Avez-vous pu demander à la SNCF et à ses principales filiales de définir une stratégie claire de développement et une politique d'investissement à moyen terme d'ici à cinq ans ?

Avez-vous pu proposer au CS2F de constituer une force de frappe industrielle par une meilleure organisation des acteurs par rapport aux besoins du marché ?

Avez-vous pu lancer avec la SNCF, ses filiales et les autres intervenants un programme de construction de wagons fret de manière à sauvegarder le savoir-faire français, après avoir rapidement procédé à un audit de l'état du parc mais aussi de sa maintenance ?

Avez-vous pu accélérer le développement des autoroutes ferroviaires, en particulier celle de l'Atlantique, dont le blocage était incompréhensible ?

Avez-vous pu lever les entraves dues à la pénurie de sillons d'essais ?

Avez-vous pu augmenter de manière significative l'enveloppe de financement dédiée au secteur ferroviaire dans le cadre des investissements d'avenir ?

Toutes ces actions visent à traiter une situation d'urgence, étant entendu que, dans l'année qui vient, il sera aussi urgent d'aborder la gouvernance d'Eurostar ; de favoriser la recherche et d'en simplifier les procédures de financement ; d'encourager des regroupements de proximité réunissant fournisseurs et sous-traitants ; d'inciter RFF mais aussi l'État et les conseils régionaux, à travers les contrats de projet, à électrifier les lignes de fret ; de créer un fonds de modernisation des équipements ferroviaires sur le modèle de celui de l'automobile ; de mieux utiliser le code des marchés publics, en s'appuyant notamment sur la notion de réciprocité mais aussi sur un partenariat et une coopération mieux construits et plus développés entre les grands donneurs d'ordre et les sous-traitants, avec des notions de certification et de recensement des marchés ciblés.

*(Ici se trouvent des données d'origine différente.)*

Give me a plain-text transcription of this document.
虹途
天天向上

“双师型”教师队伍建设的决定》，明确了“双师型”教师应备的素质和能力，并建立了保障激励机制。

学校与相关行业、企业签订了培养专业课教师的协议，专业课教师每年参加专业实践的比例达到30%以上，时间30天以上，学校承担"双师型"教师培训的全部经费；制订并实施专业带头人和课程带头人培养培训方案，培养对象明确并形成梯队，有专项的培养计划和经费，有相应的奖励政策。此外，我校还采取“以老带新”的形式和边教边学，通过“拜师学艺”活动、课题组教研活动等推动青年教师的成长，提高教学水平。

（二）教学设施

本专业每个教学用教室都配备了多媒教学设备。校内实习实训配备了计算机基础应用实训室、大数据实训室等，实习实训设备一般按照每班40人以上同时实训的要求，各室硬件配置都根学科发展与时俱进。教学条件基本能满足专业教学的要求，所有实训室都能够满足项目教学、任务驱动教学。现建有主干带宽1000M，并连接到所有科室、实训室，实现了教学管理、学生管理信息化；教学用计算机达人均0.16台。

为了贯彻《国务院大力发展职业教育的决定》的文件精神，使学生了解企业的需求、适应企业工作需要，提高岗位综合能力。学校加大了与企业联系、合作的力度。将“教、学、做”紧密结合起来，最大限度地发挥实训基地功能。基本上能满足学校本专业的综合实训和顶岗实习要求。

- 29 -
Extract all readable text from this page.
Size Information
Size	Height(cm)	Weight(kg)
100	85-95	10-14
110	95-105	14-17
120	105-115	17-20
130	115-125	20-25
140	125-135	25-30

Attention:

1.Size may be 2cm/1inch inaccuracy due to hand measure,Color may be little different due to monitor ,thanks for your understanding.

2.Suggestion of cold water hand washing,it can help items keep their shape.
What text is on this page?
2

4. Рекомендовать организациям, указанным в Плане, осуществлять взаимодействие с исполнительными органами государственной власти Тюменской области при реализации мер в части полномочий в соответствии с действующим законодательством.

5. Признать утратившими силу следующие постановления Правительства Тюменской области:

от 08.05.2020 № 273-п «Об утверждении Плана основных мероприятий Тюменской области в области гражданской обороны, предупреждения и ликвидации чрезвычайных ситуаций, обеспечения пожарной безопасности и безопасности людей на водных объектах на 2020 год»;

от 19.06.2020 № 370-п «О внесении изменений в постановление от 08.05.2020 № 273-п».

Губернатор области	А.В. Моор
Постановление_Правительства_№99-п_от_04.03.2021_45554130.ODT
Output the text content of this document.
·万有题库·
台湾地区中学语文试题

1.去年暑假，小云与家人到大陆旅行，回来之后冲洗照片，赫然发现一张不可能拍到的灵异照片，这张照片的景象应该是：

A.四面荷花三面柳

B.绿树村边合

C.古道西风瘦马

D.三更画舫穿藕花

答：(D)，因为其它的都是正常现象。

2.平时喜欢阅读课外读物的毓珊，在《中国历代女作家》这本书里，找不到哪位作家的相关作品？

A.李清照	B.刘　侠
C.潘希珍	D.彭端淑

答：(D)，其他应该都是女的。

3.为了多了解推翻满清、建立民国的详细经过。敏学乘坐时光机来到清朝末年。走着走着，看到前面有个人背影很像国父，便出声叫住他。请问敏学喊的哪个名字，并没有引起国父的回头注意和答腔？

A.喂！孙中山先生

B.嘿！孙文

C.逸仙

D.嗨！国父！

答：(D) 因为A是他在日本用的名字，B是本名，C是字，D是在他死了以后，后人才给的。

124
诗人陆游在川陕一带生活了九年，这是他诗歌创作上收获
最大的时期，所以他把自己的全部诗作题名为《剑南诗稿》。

Je n'aborde pas les propositions à dix-huit mois, qui sont tout aussi importantes, mais j'attends des réponses claires et étayées, monsieur le ministre, sur tous les points que je viens de mentionner. En effet, on retrouve, dans les principales conclusions de toutes les instances de réflexion qui ont été organisées, qu'elles se nomment états généraux, assises, commission, mission ou audit, une constante : c'est la demande forte d'un État stratège, d'autant qu'il apparaît de plus en plus que la compétitivité de notre économie et celle de nos principales filières industrielles ne tiennent pas forcément à des problèmes de coûts, qu'elles sont surtout des problématiques hors coûts, donc structurelles et en conséquence plus globales, qui demandent d'agir avec cohérence sur plusieurs leviers.

Monsieur le ministre, pour la filière de l'industrie ferroviaire, inscrivez-vous votre action dans la dynamique d'un État stratège ? Et quelle en est votre conception ? Par ailleurs, comment le situez-vous concrètement dans votre action et celle du Gouvernement ? Car enfin, s'il y a une demande répétée d'un État stratège, c'est qu'il y a un constat partagé de son absence.

Par ailleurs, puisque c'est d'actualité, que pensez-vous de l'annonce du groupe Veolia qui a souhaité se dégager du transport de voyageurs, secteur où il avait fusionné avec Transdev, pour s'engager dans le ferroviaire. Quelle est la position du Gouvernement sur cette évolution ? (Applaudissements sur les bancs des groupes SRC et GDR.)